Tender slices of juicy steak, earthy mushrooms, and silky pappardelle pasta are tossed in a rich garlic Parmesan cream sauce for the ultimate comfort food dinner. This restaurant-quality recipe is easy enough for a weeknight meal yet impressive enough for special occasions.
Ingredients
For the Steak
- 2 sirloin steaks (about 450 g / 1 lb total)
- 1 tbsp olive oil
- 1 tsp salt
- ½ tsp black pepper
For the Pasta
- 340 g (12 oz) pappardelle pasta
For the Sauce
- 2 tbsp butter
- 300 g (10 oz) mushrooms, sliced
- 4 garlic cloves, minced
- 1 cup heavy cream
- ½ cup beef broth
- 1 cup freshly grated Parmesan cheese
- 1 tsp Italian seasoning
- Salt and pepper to taste
- 2 tbsp fresh parsley, chopped
Instructions
- Cook the pappardelle according to package directions until al dente. Reserve ½ cup pasta water and drain.
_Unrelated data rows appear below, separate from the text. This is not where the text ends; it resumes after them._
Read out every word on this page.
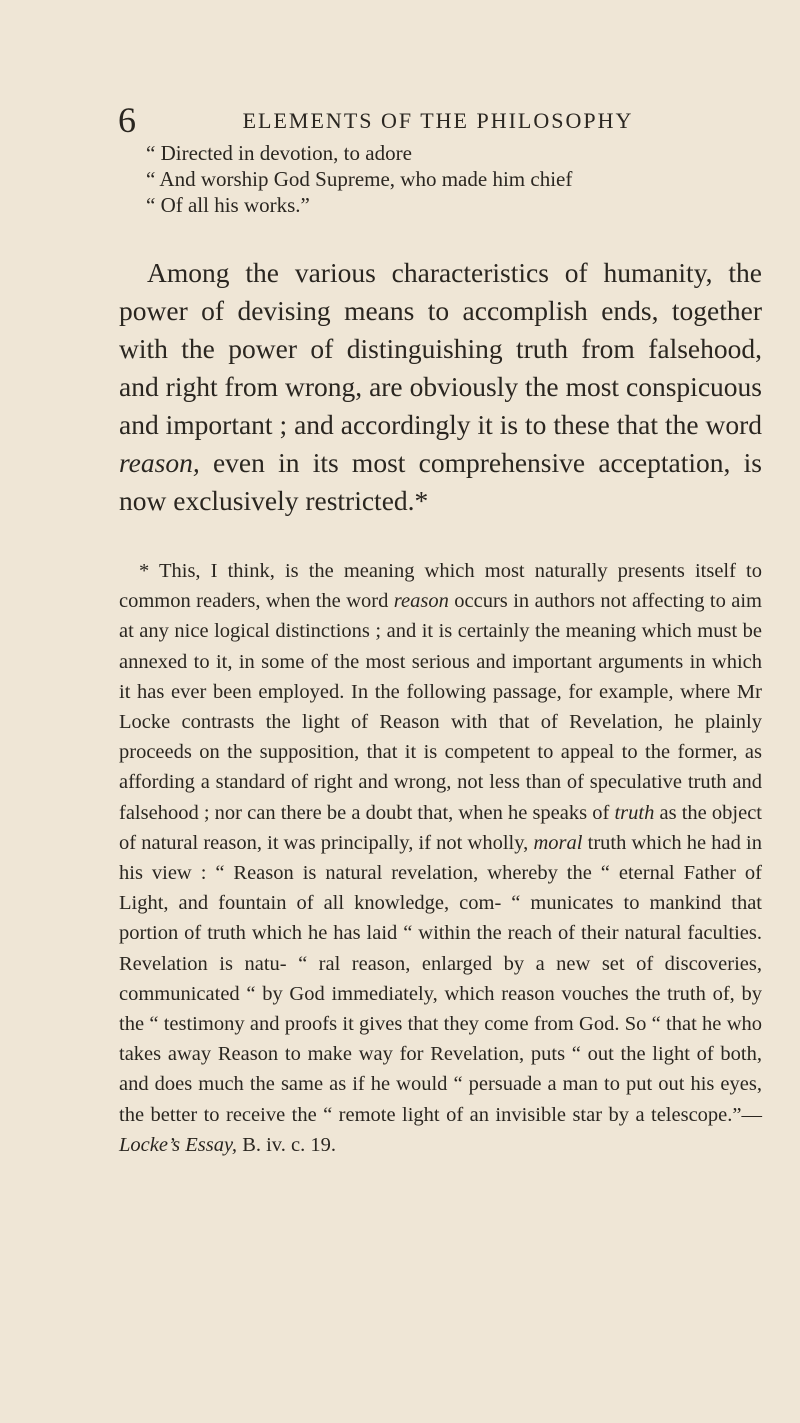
6	ELEMENTS OF THE PHILOSOPHY
“ Directed in devotion, to adore
“ And worship God Supreme, who made him chief
“ Of all his works.”

Among the various characteristics of humanity, the power of devising means to accomplish ends, together with the power of distinguishing truth from falsehood, and right from wrong, are obviously the most conspicuous and important ; and accordingly it is to these that the word reason, even in its most comprehensive acceptation, is now exclusively restricted.*

* This, I think, is the meaning which most naturally presents itself to common readers, when the word reason occurs in authors not affecting to aim at any nice logical distinctions ; and it is certainly the meaning which must be annexed to it, in some of the most serious and important arguments in which it has ever been employed. In the following passage, for example, where Mr Locke contrasts the light of Reason with that of Revelation, he plainly proceeds on the supposition, that it is competent to appeal to the former, as affording a standard of right and wrong, not less than of speculative truth and falsehood ; nor can there be a doubt that, when he speaks of truth as the object of natural reason, it was principally, if not wholly, moral truth which he had in his view : “ Reason is natural revelation, whereby the “ eternal Father of Light, and fountain of all knowledge, com- “ municates to mankind that portion of truth which he has laid “ within the reach of their natural faculties. Revelation is natu- “ ral reason, enlarged by a new set of discoveries, communicated “ by God immediately, which reason vouches the truth of, by the “ testimony and proofs it gives that they come from God. So “ that he who takes away Reason to make way for Revelation, puts “ out the light of both, and does much the same as if he would “ persuade a man to put out his eyes, the better to receive the “ remote light of an invisible star by a telescope.”—Locke’s Essay, B. iv. c. 19.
- Season the steaks with salt and pepper.
- Heat olive oil in a large skillet over medium-high heat. Cook steaks for 3–4 minutes per side for medium-rare or until desired doneness.
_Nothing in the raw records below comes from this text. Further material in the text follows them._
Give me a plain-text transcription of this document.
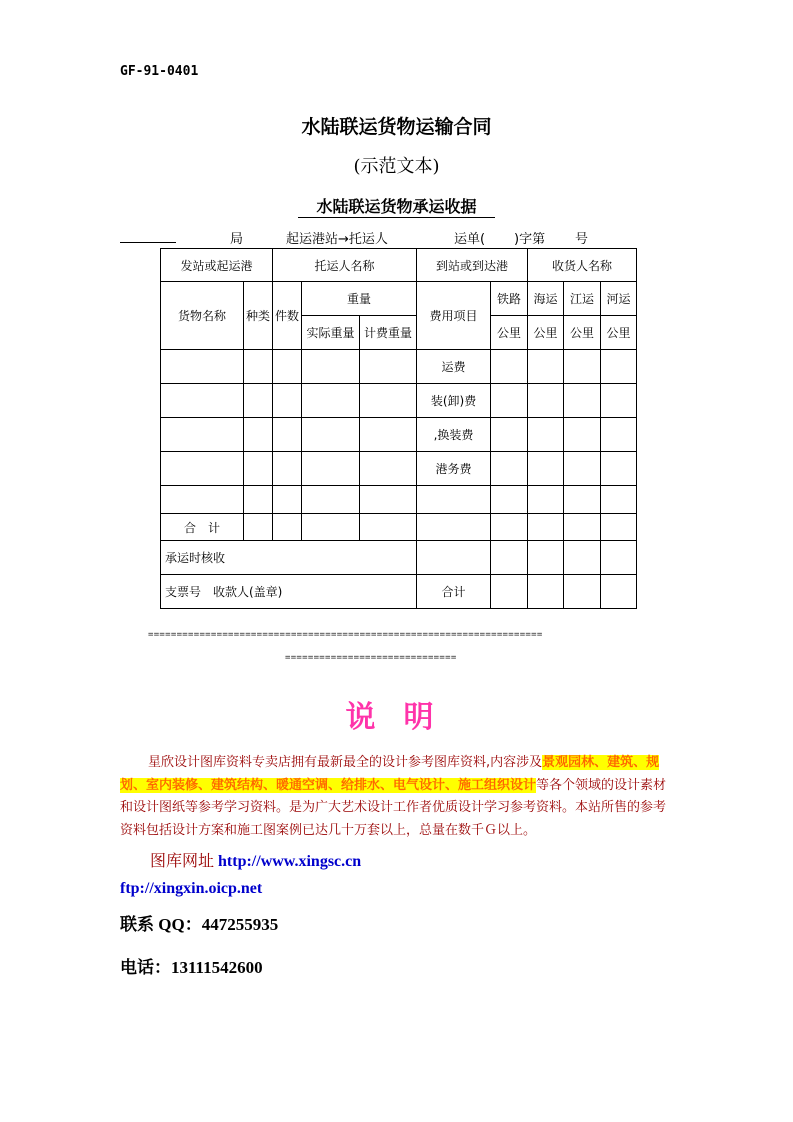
GF-91-0401
水陆联运货物运输合同
(示范文本)
水陆联运货物承运收据
局	起运港站→托运人	运单( )字第 号
发站或起运港		托运人名称			到站或到达港		收货人名称		
货物名称	种类	件数	重量		费用项目	铁路	海运	江运	河运
			实际重量	计费重量		公里	公里	公里	公里
					运费				
					装(卸)费				
					,换装费				
					港务费				

合　计									
承运时核收									
支票号　收款人(盖章)					合计				
=====================================================================
==============================
说明
星欣设计图库资料专卖店拥有最新最全的设计参考图库资料,内容涉及景观园林、建筑、规划、室内装修、建筑结构、暖通空调、给排水、电气设计、施工组织设计等各个领域的设计素材和设计图纸等参考学习资料。是为广大艺术设计工作者优质设计学习参考资料。本站所售的参考资料包括设计方案和施工图案例已达几十万套以上，总量在数千Ｇ以上。
图库网址 http://www.xingsc.cn
ftp://xingxin.oicp.net
联系 QQ：447255935
电话：13111542600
- Transfer steaks to a cutting board and let rest for 5–10 minutes before slicing.
- In the same skillet, melt butter. Add mushrooms and cook for 5–6 minutes until golden brown.
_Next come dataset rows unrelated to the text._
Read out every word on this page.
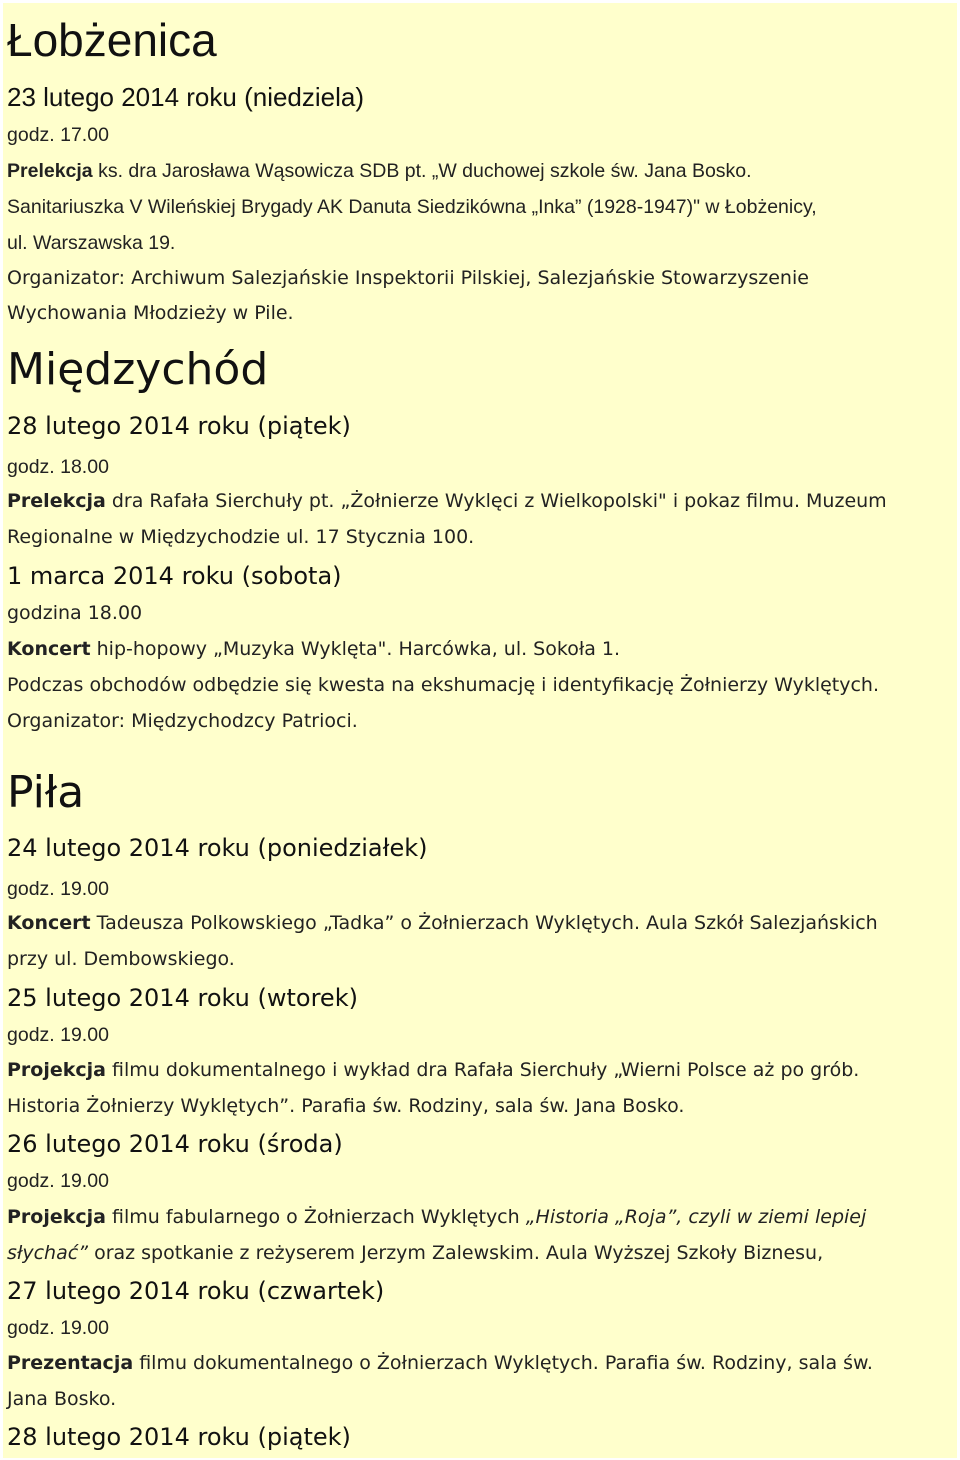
Łobżenica
23 lutego 2014 roku (niedziela)
godz. 17.00
Prelekcja ks. dra Jarosława Wąsowicza SDB pt. „W duchowej szkole św. Jana Bosko.
Sanitariuszka V Wileńskiej Brygady AK Danuta Siedzikówna „Inka” (1928-1947)" w Łobżenicy,
ul. Warszawska 19.
Organizator: Archiwum Salezjańskie Inspektorii Pilskiej, Salezjańskie Stowarzyszenie
Wychowania Młodzieży w Pile.
Międzychód
28 lutego 2014 roku (piątek)
godz. 18.00
Prelekcja dra Rafała Sierchuły pt. „Żołnierze Wyklęci z Wielkopolski" i pokaz filmu. Muzeum
Regionalne w Międzychodzie ul. 17 Stycznia 100.
1 marca 2014 roku (sobota)
godzina 18.00
Koncert hip-hopowy „Muzyka Wyklęta". Harcówka, ul. Sokoła 1.
Podczas obchodów odbędzie się kwesta na ekshumację i identyfikację Żołnierzy Wyklętych.
Organizator: Międzychodzcy Patrioci.
Piła
24 lutego 2014 roku (poniedziałek)
godz. 19.00
Koncert Tadeusza Polkowskiego „Tadka” o Żołnierzach Wyklętych. Aula Szkół Salezjańskich
przy ul. Dembowskiego.
25 lutego 2014 roku (wtorek)
godz. 19.00
Projekcja filmu dokumentalnego i wykład dra Rafała Sierchuły „Wierni Polsce aż po grób.
Historia Żołnierzy Wyklętych”. Parafia św. Rodziny, sala św. Jana Bosko.
26 lutego 2014 roku (środa)
godz. 19.00
Projekcja filmu fabularnego o Żołnierzach Wyklętych „Historia „Roja”, czyli w ziemi lepiej
słychać” oraz spotkanie z reżyserem Jerzym Zalewskim. Aula Wyższej Szkoły Biznesu,
27 lutego 2014 roku (czwartek)
godz. 19.00
Prezentacja filmu dokumentalnego o Żołnierzach Wyklętych. Parafia św. Rodziny, sala św.
Jana Bosko.
28 lutego 2014 roku (piątek)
- Stir in garlic and cook for 30 seconds until fragrant.
- Add beef broth and scrape up any browned bits from the pan.
- Pour in heavy cream and Italian seasoning. Simmer for 3–4 minutes.
- Stir in Parmesan cheese until melted and smooth.
- Add cooked pappardelle and toss gently to coat. If needed, add reserved pasta water to loosen the sauce.
- Slice the steak into thin strips and place over the pasta.
- Garnish with parsley, extra Parmesan, and freshly cracked black pepper.
Prep Time
15 minutes
Cook Time
25 minutes
Total Time
40 minutes
Servings
4 servings
Notes
For the best flavor, cook the steak medium-rare and slice it against the grain. Cremini or baby bella mushrooms work especially well in this creamy sauce.